È dunque comprensibile che la questione della decrescita sia protagonista di una conversazione vera in tanti paesi. In Francia, nel settembre scorso, Le Monde ha dato spazio a un ampio dibattito tra chi ha difeso la decroissance e chi l’ha problematizzata; su Le Monde Diplomatique è stato pubblicato un Elogio della decrescita questo Ottobre e su Liberation si trovano 237 articoli che menzionano la decrescita solo dal 2019 a oggi. Tornando al mondo anglofono, il principale editorialista del Guardian su temi ambientali ha scritto che «La crescita verde non esiste – ‘meno di tutto’ è l’unico modo per evitare la catastrofe». In Olanda, Amsterdam ha ufficialmente adottato il modello dell’«economia della ciambella». In Spagna, El País ha recentemente parlato di decrescita notando che il relativo dibattito sia stato risvegliato dalla questione dell’ampliamento dell’aeroporto di Barcellona. In effetti, la piattaforma che ha organizzato la manifestazione di massa per lo stop al progetto, poi ottenuto, si definisce inequivocabilmente «piattaforma per la decrescita del porto e dell’aeroporto di Barcellona». Tra i partiti che hanno appoggiato la protesta, la Cup (Candidatura di Unità Popolare), che ha ottenuto il 7% alle ultime elezioni catalane e i cui seggi sono fondamentali per il governo della regione, ha messo la decrescita nel programma ufficiale: «Promuoveremo la decrescita della sfera materiale dell’economia, la riduzione del consumo di materia ed energia in termini assoluti, e soprattutto quello delle classi dirigenti». Ma, come nota lo stesso giornale, interi settori del governo municipalista della città, di Podemos e di Esquerra Repubblicana, condividono le stesse posizioni.

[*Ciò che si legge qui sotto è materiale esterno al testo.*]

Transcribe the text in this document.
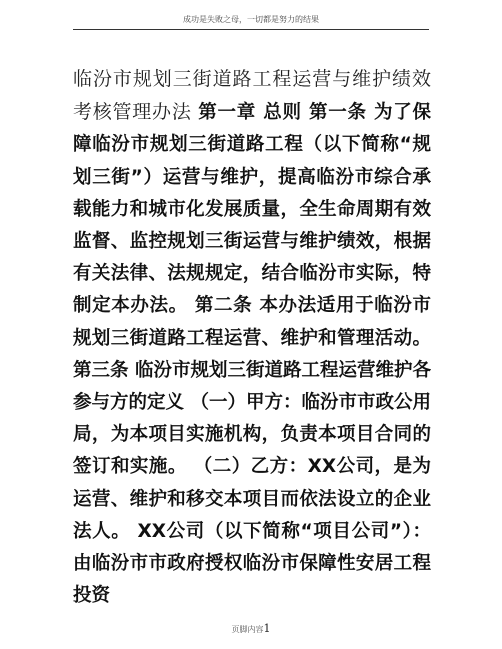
成功是失败之母，一切都是努力的结果
临汾市规划三街道路工程运营与维护绩效考核管理办法 第一章 总则 第一条 为了保障临汾市规划三街道路工程（以下简称“规划三街”）运营与维护，提高临汾市综合承载能力和城市化发展质量，全生命周期有效监督、监控规划三街运营与维护绩效，根据有关法律、法规规定，结合临汾市实际，特制定本办法。 第二条 本办法适用于临汾市规划三街道路工程运营、维护和管理活动。 第三条 临汾市规划三街道路工程运营维护各参与方的定义 （一）甲方：临汾市市政公用局，为本项目实施机构，负责本项目合同的签订和实施。 （二）乙方：XX公司，是为运营、维护和移交本项目而依法设立的企业法人。 XX公司（以下简称“项目公司”）：由临汾市市政府授权临汾市保障性安居工程投资
页脚内容1
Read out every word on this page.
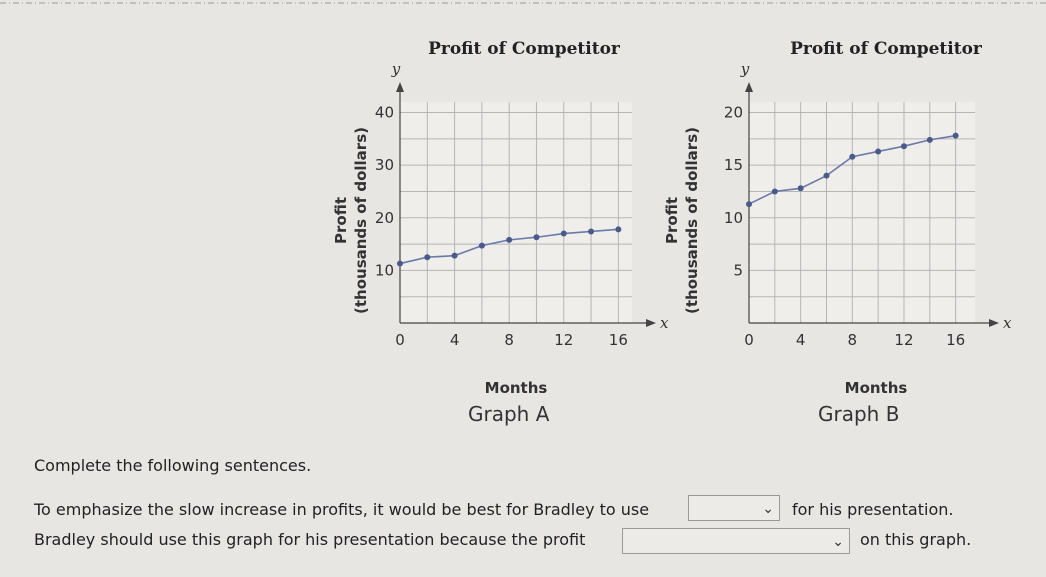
x
y
Profit of Competitor
0	4	8	12 16
10
20
30
40
Months
Profit (thousands of dollars)
Graph A
x
y
Profit of Competitor
0	4	8 12 16
5
10
15
20
Months
Profit (thousands of dollars)
Graph B
Complete the following sentences.
To emphasize the slow increase in profits, it would be best for Bradley to use	⌄ for his presentation.
Bradley should use this graph for his presentation because the profit	⌄ on this graph.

La decrescita nel dibattito accademico internazionale

Proprio a Barcellona, l’associazione accademica Research and Degrowth, insieme al network internazionale Stay Grounded, ha contribuito a organizzare, nel 2019, la conferenza Degrowth of Aviation (Decrescita dell’aviazione). Il caso di un aeroporto (e dell’aviazione in generale) è un ottimo esempio per parlare di decrescita: si tratta di un settore in fortissima espansione (le stime più recenti prevedono una crescita del 4,3% annua per i prossimi vent’anni), di cui beneficia una minima parte della popolazione (solo 10% di quella globale ha volato almeno una volta), ma che è di inverosimile decarbonizzazione e che dunque contribuisce sempre più a estinguere rapidamente il rimanente budget globale di CO₂. Eppure, contribuisce considerevolmente al Pil, direttamente e indirettamente. Ora, la domanda di fronte all’ampliamento aeroportuale di Barcellona è semplice: si vuole investire denaro per ampliare l’aeroporto e dunque (1) aumentare di 20 milioni l’anno il traffico di passeggeri (tra cui turisti che si riverseranno in città); (2) Cementificare un’area naturale; (3) Contribuire a estinguere rapidamente il rimanente budget di emissioni climalteranti? Da un lato, giornali e partiti mainstream hanno difeso strenuamente il progetto facendo notare il contributo che questo darebbe allo sviluppo e alla crescita economica della città, della regione e del paese; dall’altro chi si oppone fa notare la follia ecologica e sociale che l’ampliamento rappresenterebbe, lanciando lo slogan, poi vincente: meno aerei, più vita.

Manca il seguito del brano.